Sim, durante séculos, os homens alegavam que as mulheres eram amplamente consideradas físicas e mentalmente inferiores aos homens. Daí não serem adequadas para o ensino superior ou para o trabalho porque eram muito instáveis durante uma semana inteira a cada mês. Os médicos, ainda, identificavam uma condição física, mais tarde, uma doença mental para mulheres “excessivamente emocionais” – histeria, cuja origem vem da palavra grega útero. O diagnóstico era sério e, muitas vezes, levava a tratamentos duvidosos e, na pior das hipóteses, ao internamento.
Atualmente, as mulheres superam os homens na conquista de diplomas, pós-graduações e representam a metade da força de trabalho. Estão praticamente em todas as áreas do conhecimento. No entanto, elas ainda têm remunerações inferiores à dos homens e ocupam menos lugares de liderança e em cargos públicos, enfrentando ainda preconceitos.
Nunca é demais lembrar e celebrar o papel das mulheres na sociedade no passado e na atualidade.
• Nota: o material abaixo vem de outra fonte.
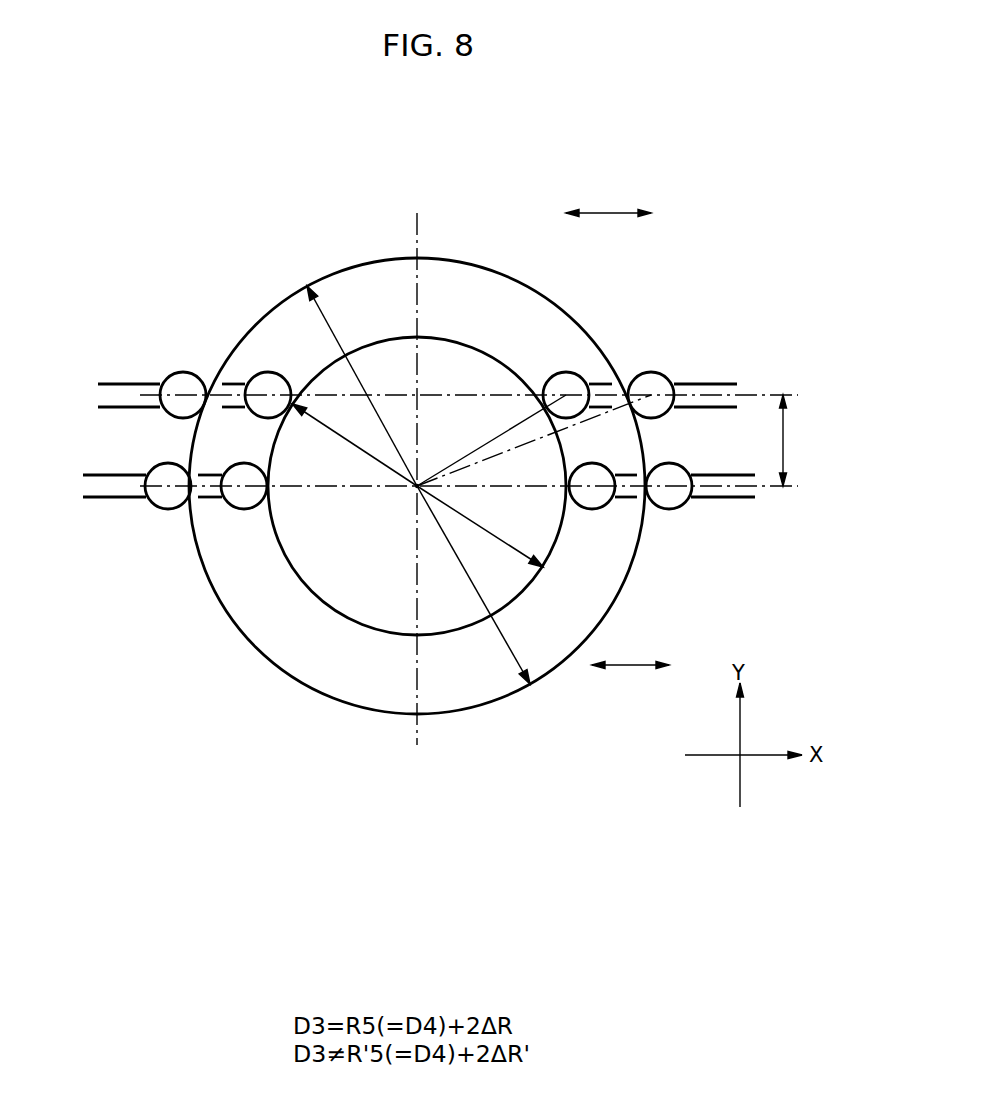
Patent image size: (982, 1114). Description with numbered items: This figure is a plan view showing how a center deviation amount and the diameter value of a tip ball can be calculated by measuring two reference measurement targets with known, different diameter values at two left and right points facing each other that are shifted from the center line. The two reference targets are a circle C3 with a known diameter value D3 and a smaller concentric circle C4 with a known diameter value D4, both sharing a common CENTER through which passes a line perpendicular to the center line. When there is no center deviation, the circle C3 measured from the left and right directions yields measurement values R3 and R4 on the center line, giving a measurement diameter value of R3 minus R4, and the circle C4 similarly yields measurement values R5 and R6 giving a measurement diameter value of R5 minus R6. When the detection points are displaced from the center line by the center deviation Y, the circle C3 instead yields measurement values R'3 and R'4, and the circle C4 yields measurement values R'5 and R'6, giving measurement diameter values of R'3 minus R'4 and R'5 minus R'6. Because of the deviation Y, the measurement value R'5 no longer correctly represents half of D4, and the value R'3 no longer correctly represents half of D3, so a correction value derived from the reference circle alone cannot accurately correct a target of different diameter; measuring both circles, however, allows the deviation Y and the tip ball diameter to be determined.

Se, como antes referi, em plena ditadura muitas mulheres com a sua coragem imensa e sofrimento, enfrentaram as leis severas para que mudanças acontecessem, muitas delas permaneceram sempre invisíveis, na sombra, e só muito mais tarde a sua ação em prol da defesa dos direitos das mulheres foi devidamente reconhecida; outras continuam no anonimato. Pergunto eu: como foi possível? Elas abriram caminhos para novos sonhos e novas profissões: lugares de chefia, em centros de investigação, na magistratura, nas forças militares, na medicina, na ciência e na tecnologia…
É preciso mesmo comemorar as mulheres que continuam a fazer a diferença na sociedade atual. Elas são inspiradoras e merecem relevo. “Mulheres incomuns” é o título de um livro que nos revela algumas dessas mulheres, em diversas áreas, uma homenagem a doze mulheres com projetos de vida e trajetos profissionais que se destacam na sociedade, relatadas por doze mulheres. A Comunidade Mulheres incomuns (CMI) integra-se no projeto que se rege por uma lógica de trabalho voluntário e de cidadania ativa. O grande objetivo é ser inspirador para que outras mulheres se inspirem e que percam o receio de dar a conhecer os seus feitos.
A nossa história coletiva ganha com estas narrativas onde as protagonistas são orgulhosamente mulheres que, apesar da sua genialidade, continuam a enfrentar obstáculos.